Future of AI in healthcare
There is immense potential for AI to improve healthcare and assist with clinical decision-making care; this has already been demonstrated in several aspects of early diagnosis, risk stratification and treatment optimisation. However, the incorporation of AI into clinical care can pose risks to healthcare providers and cause over-reliance on AI systems. Impacts on critical workflows can make the healthcare system more vulnerable to technical failures or cyberattacks. Integration of AI into patient care can also further exacerbate the accessibility and disparity gaps, particularly affecting individuals of lower socioeconomic status, and marginalised and under-represented groups. Ultimately, AI systems are only as good as the data they are trained on; if the data is biased or lacks diversity, the AI’s decisions will reflect this. Efforts to generate and curate diverse, high-quality, large-scale datasets and perform robust evaluations in accordance are critical to preventing adverse patient outcomes.
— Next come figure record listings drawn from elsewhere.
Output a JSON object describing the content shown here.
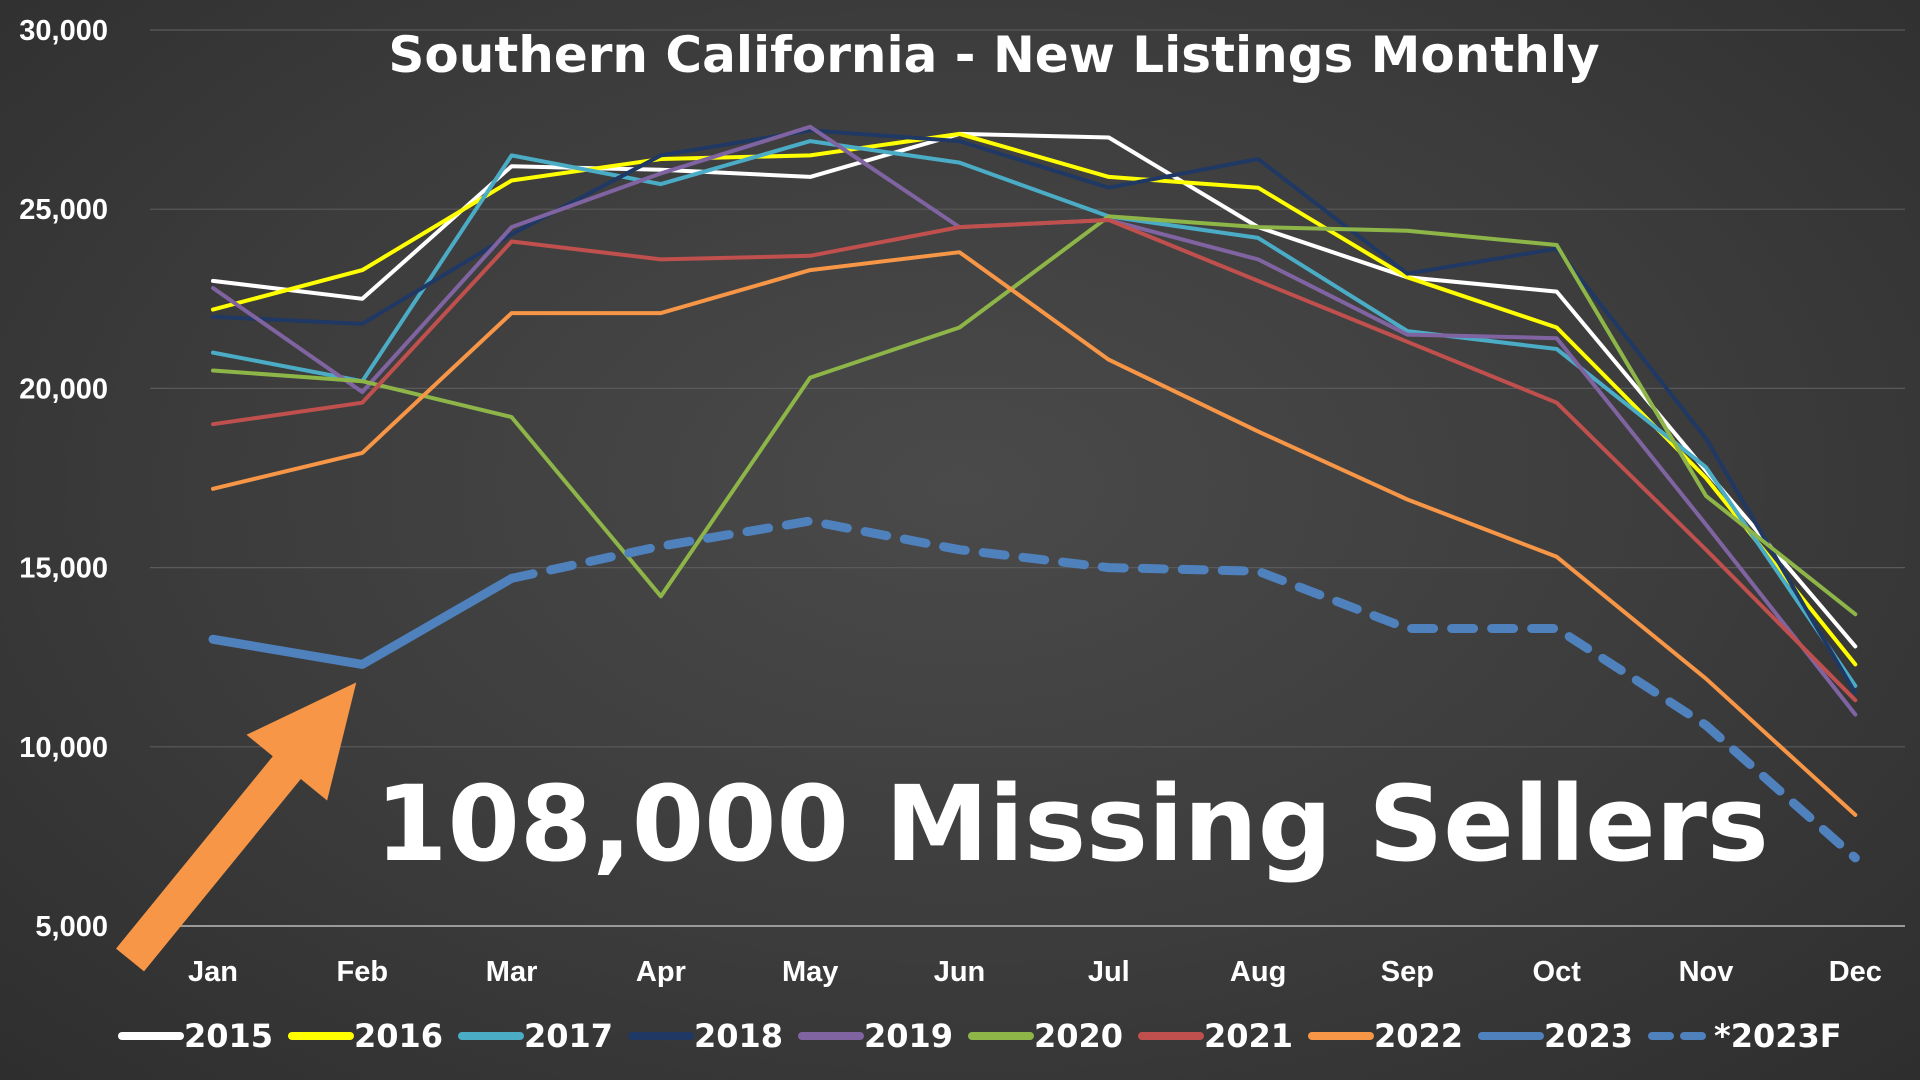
{
  "chart_data": {
    "type": "line",
    "title": "Southern California - New Listings Monthly",
    "xlabel": "",
    "ylabel": "",
    "categories": [
      "Jan",
      "Feb",
      "Mar",
      "Apr",
      "May",
      "Jun",
      "Jul",
      "Aug",
      "Sep",
      "Oct",
      "Nov",
      "Dec"
    ],
    "ylim": [
      5000,
      30000
    ],
    "yticks": [
      "5,000",
      "10,000",
      "15,000",
      "20,000",
      "25,000",
      "30,000"
    ],
    "ytick_values": [
      5000,
      10000,
      15000,
      20000,
      25000,
      30000
    ],
    "grid": true,
    "legend_position": "bottom",
    "series": [
      {
        "name": "2015",
        "color": "#ffffff",
        "style": "solid",
        "width": 4,
        "values": [
          23000,
          22500,
          26200,
          26100,
          25900,
          27100,
          27000,
          24500,
          23100,
          22700,
          17700,
          12800
        ]
      },
      {
        "name": "2016",
        "color": "#ffff00",
        "style": "solid",
        "width": 4,
        "values": [
          22200,
          23300,
          25800,
          26400,
          26500,
          27100,
          25900,
          25600,
          23100,
          21700,
          17500,
          12300
        ]
      },
      {
        "name": "2017",
        "color": "#4bacc6",
        "style": "solid",
        "width": 4,
        "values": [
          21000,
          20200,
          26500,
          25700,
          26900,
          26300,
          24800,
          24200,
          21600,
          21100,
          17800,
          11700
        ]
      },
      {
        "name": "2018",
        "color": "#1f3864",
        "style": "solid",
        "width": 4,
        "values": [
          22000,
          21800,
          24300,
          26500,
          27200,
          26900,
          25600,
          26400,
          23200,
          23900,
          18600,
          11500
        ]
      },
      {
        "name": "2019",
        "color": "#8064a2",
        "style": "solid",
        "width": 4,
        "values": [
          22800,
          19900,
          24500,
          26000,
          27300,
          24500,
          24700,
          23600,
          21500,
          21400,
          16200,
          10900
        ]
      },
      {
        "name": "2020",
        "color": "#8db548",
        "style": "solid",
        "width": 4,
        "values": [
          20500,
          20200,
          19200,
          14200,
          20300,
          21700,
          24800,
          24500,
          24400,
          24000,
          17000,
          13700
        ]
      },
      {
        "name": "2021",
        "color": "#c0504d",
        "style": "solid",
        "width": 4,
        "values": [
          19000,
          19600,
          24100,
          23600,
          23700,
          24500,
          24700,
          23000,
          21300,
          19600,
          15500,
          11300
        ]
      },
      {
        "name": "2022",
        "color": "#f79646",
        "style": "solid",
        "width": 4,
        "values": [
          17200,
          18200,
          22100,
          22100,
          23300,
          23800,
          20800,
          18800,
          16900,
          15300,
          11900,
          8100
        ]
      },
      {
        "name": "2023",
        "color": "#4f81bd",
        "style": "solid",
        "width": 9,
        "values": [
          13000,
          12300,
          14700,
          null,
          null,
          null,
          null,
          null,
          null,
          null,
          null,
          null
        ]
      },
      {
        "name": "*2023F",
        "color": "#4f81bd",
        "style": "dashed",
        "width": 9,
        "values": [
          null,
          null,
          14700,
          15600,
          16300,
          15500,
          15000,
          14900,
          13300,
          13300,
          10600,
          6900
        ]
      }
    ],
    "annotations": [
      {
        "text": "108,000 Missing Sellers",
        "points_to": "Feb"
      }
    ]
  },
  "colors": {
    "background": "#3c3c3c",
    "gridline": "#5a5a5a",
    "arrow": "#f79646"
  }
}
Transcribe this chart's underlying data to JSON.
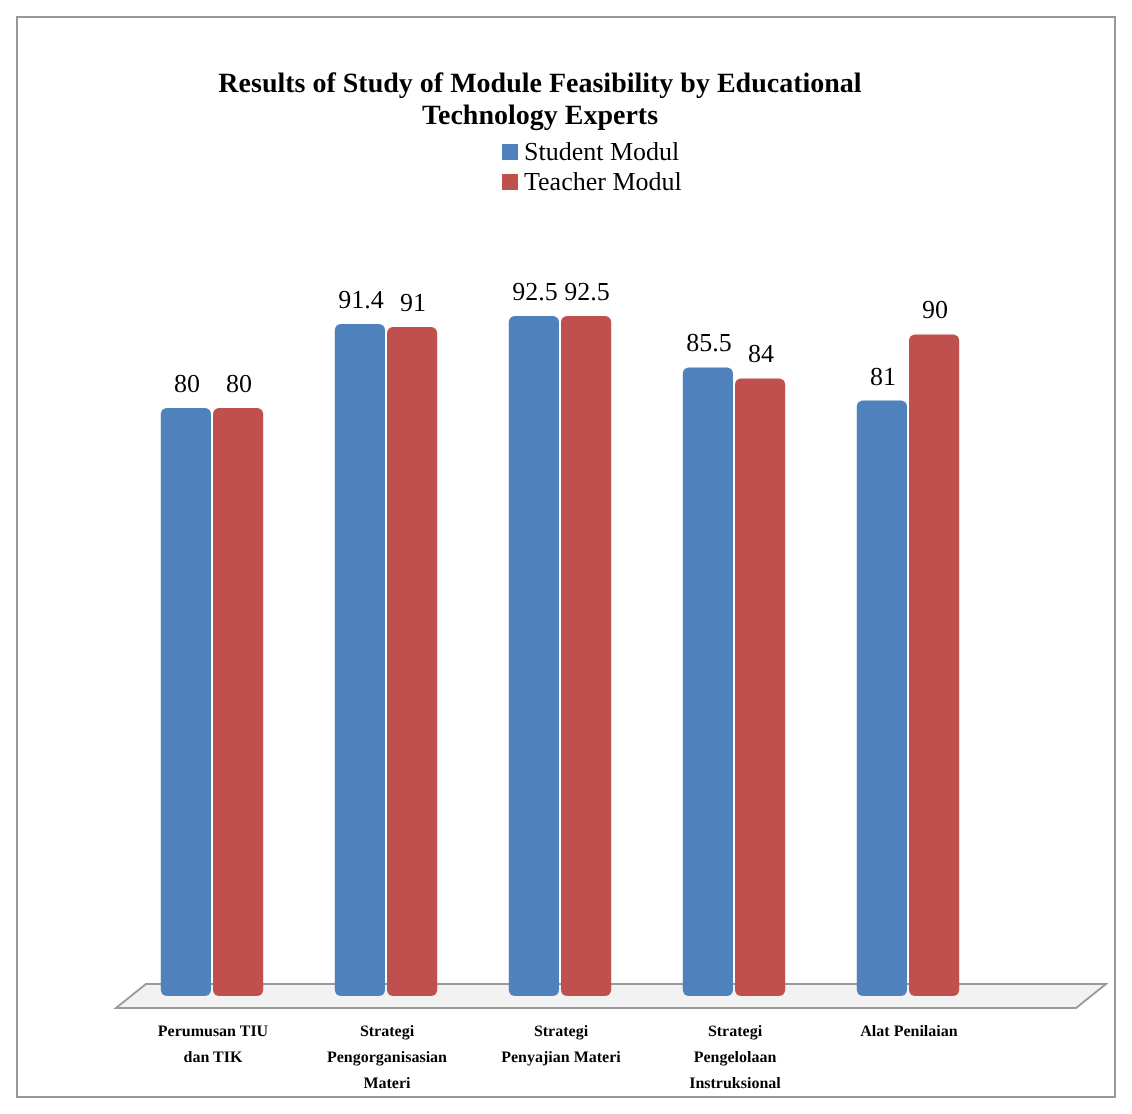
{
  "chart_data": {
    "type": "bar",
    "title": "Results of Study of Module Feasibility by Educational Technology Experts",
    "categories": [
      "Perumusan TIU dan TIK",
      "Strategi Pengorganisasian Materi",
      "Strategi Penyajian Materi",
      "Strategi Pengelolaan Instruksional",
      "Alat Penilaian"
    ],
    "series": [
      {
        "name": "Student Modul",
        "color": "#4f81bd",
        "values": [
          80,
          91.4,
          92.5,
          85.5,
          81
        ]
      },
      {
        "name": "Teacher Modul",
        "color": "#c0504d",
        "values": [
          80,
          91,
          92.5,
          84,
          90
        ]
      }
    ],
    "tick_labels": "x",
    "data_labels": true,
    "legend": "top"
  }
}
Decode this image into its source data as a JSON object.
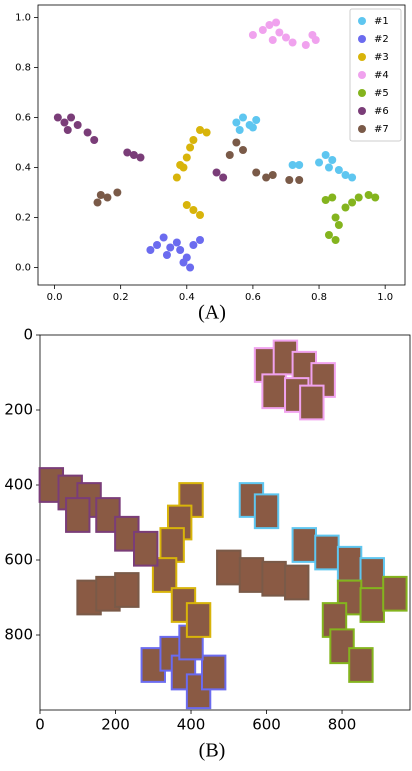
{
  "chart_data": [
    {
      "type": "scatter",
      "caption": "(A)",
      "xlim": [
        -0.05,
        1.06
      ],
      "ylim": [
        -0.07,
        1.05
      ],
      "xticks": [
        {
          "value": 0,
          "label": "0.0"
        },
        {
          "value": 0.2,
          "label": "0.2"
        },
        {
          "value": 0.4,
          "label": "0.4"
        },
        {
          "value": 0.6,
          "label": "0.6"
        },
        {
          "value": 0.8,
          "label": "0.8"
        },
        {
          "value": 1,
          "label": "1.0"
        }
      ],
      "yticks": [
        {
          "value": 0,
          "label": "0.0"
        },
        {
          "value": 0.2,
          "label": "0.2"
        },
        {
          "value": 0.4,
          "label": "0.4"
        },
        {
          "value": 0.6,
          "label": "0.6"
        },
        {
          "value": 0.8,
          "label": "0.8"
        },
        {
          "value": 1,
          "label": "1.0"
        }
      ],
      "legend": "upper right",
      "series": [
        {
          "name": "#1",
          "color": "#5ec6f0",
          "x": [
            0.55,
            0.57,
            0.59,
            0.61,
            0.56,
            0.6,
            0.72,
            0.74,
            0.8,
            0.82,
            0.84,
            0.86,
            0.88,
            0.9,
            0.83
          ],
          "y": [
            0.58,
            0.6,
            0.57,
            0.59,
            0.55,
            0.56,
            0.41,
            0.41,
            0.42,
            0.45,
            0.43,
            0.39,
            0.37,
            0.36,
            0.4
          ]
        },
        {
          "name": "#2",
          "color": "#6b6bef",
          "x": [
            0.29,
            0.31,
            0.33,
            0.35,
            0.37,
            0.34,
            0.38,
            0.4,
            0.42,
            0.44,
            0.41,
            0.39
          ],
          "y": [
            0.07,
            0.09,
            0.12,
            0.08,
            0.1,
            0.05,
            0.07,
            0.04,
            0.09,
            0.11,
            0.0,
            0.02
          ]
        },
        {
          "name": "#3",
          "color": "#d8b40a",
          "x": [
            0.37,
            0.38,
            0.4,
            0.41,
            0.42,
            0.44,
            0.46,
            0.39,
            0.4,
            0.42,
            0.44
          ],
          "y": [
            0.36,
            0.41,
            0.44,
            0.48,
            0.51,
            0.55,
            0.54,
            0.4,
            0.25,
            0.23,
            0.21
          ]
        },
        {
          "name": "#4",
          "color": "#f0a2ee",
          "x": [
            0.6,
            0.63,
            0.65,
            0.67,
            0.68,
            0.7,
            0.72,
            0.66,
            0.76,
            0.78,
            0.79
          ],
          "y": [
            0.93,
            0.95,
            0.97,
            0.98,
            0.94,
            0.92,
            0.9,
            0.91,
            0.89,
            0.93,
            0.91
          ]
        },
        {
          "name": "#5",
          "color": "#84b41e",
          "x": [
            0.82,
            0.84,
            0.85,
            0.86,
            0.88,
            0.9,
            0.92,
            0.95,
            0.97,
            0.83,
            0.85
          ],
          "y": [
            0.27,
            0.28,
            0.2,
            0.17,
            0.24,
            0.26,
            0.28,
            0.29,
            0.28,
            0.13,
            0.11
          ]
        },
        {
          "name": "#6",
          "color": "#7a3d78",
          "x": [
            0.01,
            0.03,
            0.05,
            0.07,
            0.04,
            0.1,
            0.12,
            0.22,
            0.24,
            0.26,
            0.49,
            0.51
          ],
          "y": [
            0.6,
            0.58,
            0.6,
            0.57,
            0.55,
            0.54,
            0.51,
            0.46,
            0.45,
            0.44,
            0.38,
            0.36
          ]
        },
        {
          "name": "#7",
          "color": "#7a5a48",
          "x": [
            0.13,
            0.14,
            0.16,
            0.19,
            0.53,
            0.55,
            0.57,
            0.61,
            0.64,
            0.66,
            0.71,
            0.74
          ],
          "y": [
            0.26,
            0.29,
            0.28,
            0.3,
            0.45,
            0.5,
            0.47,
            0.38,
            0.36,
            0.37,
            0.35,
            0.35
          ]
        }
      ]
    },
    {
      "type": "image_scatter",
      "caption": "(B)",
      "xlim": [
        0,
        980
      ],
      "ylim": [
        1000,
        0
      ],
      "xticks": [
        0,
        200,
        400,
        600,
        800
      ],
      "yticks": [
        0,
        200,
        400,
        600,
        800
      ],
      "series": [
        {
          "color": "#5ec6f0",
          "x": [
            560,
            600,
            700,
            760,
            820,
            880
          ],
          "y": [
            440,
            470,
            560,
            580,
            610,
            640
          ]
        },
        {
          "color": "#6b6bef",
          "x": [
            300,
            350,
            380,
            420,
            460,
            400
          ],
          "y": [
            880,
            850,
            900,
            950,
            900,
            820
          ]
        },
        {
          "color": "#d8b40a",
          "x": [
            400,
            370,
            350,
            330,
            380,
            420
          ],
          "y": [
            440,
            500,
            560,
            640,
            720,
            760
          ]
        },
        {
          "color": "#f0a2ee",
          "x": [
            600,
            650,
            700,
            620,
            680,
            750,
            720
          ],
          "y": [
            80,
            60,
            90,
            150,
            160,
            120,
            180
          ]
        },
        {
          "color": "#84b41e",
          "x": [
            820,
            880,
            940,
            780,
            800,
            850
          ],
          "y": [
            700,
            720,
            690,
            760,
            830,
            880
          ]
        },
        {
          "color": "#7a3d78",
          "x": [
            30,
            80,
            130,
            180,
            230,
            280,
            100
          ],
          "y": [
            400,
            420,
            440,
            480,
            530,
            570,
            480
          ]
        },
        {
          "color": "#7a5a48",
          "x": [
            130,
            180,
            230,
            500,
            560,
            620,
            680
          ],
          "y": [
            700,
            690,
            680,
            620,
            640,
            650,
            660
          ]
        }
      ]
    }
  ]
}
Proactive governance frameworks are also essential to keep up with AI’s rapid evolution.1 30 This means establishing specialised institutions with the expertise and authority to enforce rigorous safety standards, conduct detailed risk assessments and require transparency.
Conclusion
Despite the profound benefits AI can provide to individuals and society, failure to proactively address the existential threats they pose can have catastrophic consequences with long-term harm to humanity. As the use of AI grows and its capabilities continue to advance,1 a collective effort by the AI community is needed to better understand the existential risks they pose and to develop strategies to ensure their responsible development and deployment.